Олег Дмитриев. Фото Бориса Тополянского

Олег Дмитриев, режиссер и актер Малого драматического театра ― Театра Европы, художественный руководитель Авторского театра, в беседе с ПФ рассуждает о культуре и путях становления творческой личности в современной эпохе.

— Олег, трансформируется ли в творчестве культурная память?

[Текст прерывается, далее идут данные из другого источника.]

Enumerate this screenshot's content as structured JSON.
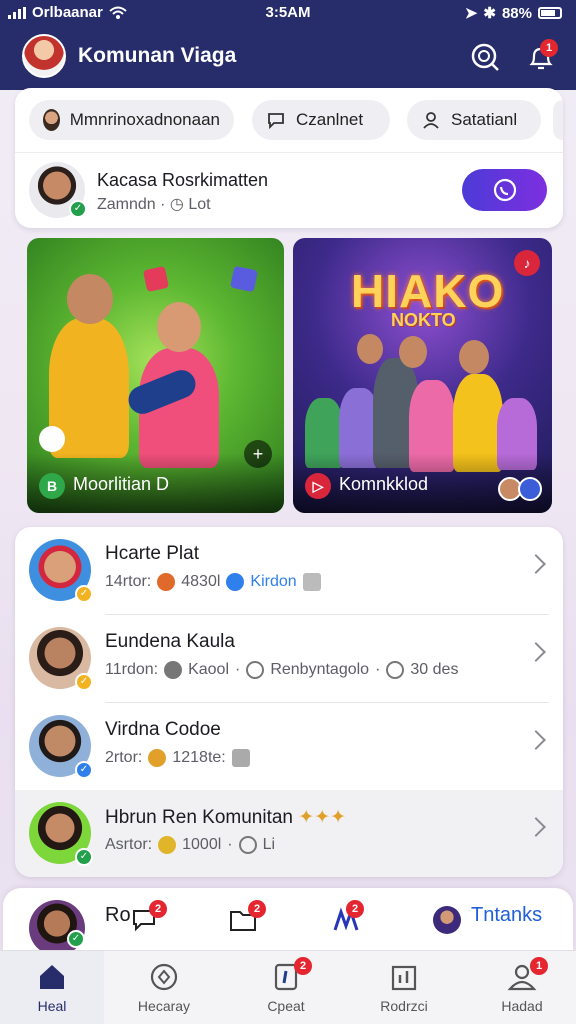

― Скорее отображается. Все, что ты создаешь, так или иначе, есть отражение твоего культурного генотипа. Но одновременно с этим нам, слава Богу, присуще и стремление к свободному выбору. То есть вопрос, что и как видеть, а затем ― что и как отображать, есть соединение культурной наследственности с личным выбором сегодня и сейчас. И тут испытанием служит эмпирический опыт. Я уверен, что наши органы чувств в соприкосновении с внешней реальностью могут совершенствоваться или отмирать, становиться более чуткими или более грубыми. Мой учитель, Лев Абрамович Додин, рассказывал, как в свое время Анатолий Васильевич Эфрос, отпуская из театра артистов на съемки или на радио, очень переживал, когда они возвращались оттуда. Его спрашивали: «Почему? Они же настолько погружены в Ваш театр, верят в то, чем Вы с ними здесь занимаетесь, воспринимают Ваш язык и, скорее всего, чувствуют разницу…». На что Эфрос отвечал: «Увы, они возвращаются с изменившимися голосовыми связками. Проговорив там тонны советских текстов про героев-передовиков колхозного строя и особую гордость ― сталеваров-стахановцев, они возвращаются к Чехову и Тургеневу с изменившимися голосами. Ложь незаметно, но навсегда оседает на голосовых связках…». Это к вопросу о том, как трудно укореняется в человеке подлинная культура и как легко она подменяется суррогатом в отсутствие генетического иммунитета против пошлости и, одновременно, ежеминутного строгого самоконтроля на этот счет. Замусориваются сами органы восприятия и воспроизведения: будь то глаз, ухо, горло, сердце… В конечном счете ― душа.

— Физиология восприятия едина для всех видов искусства?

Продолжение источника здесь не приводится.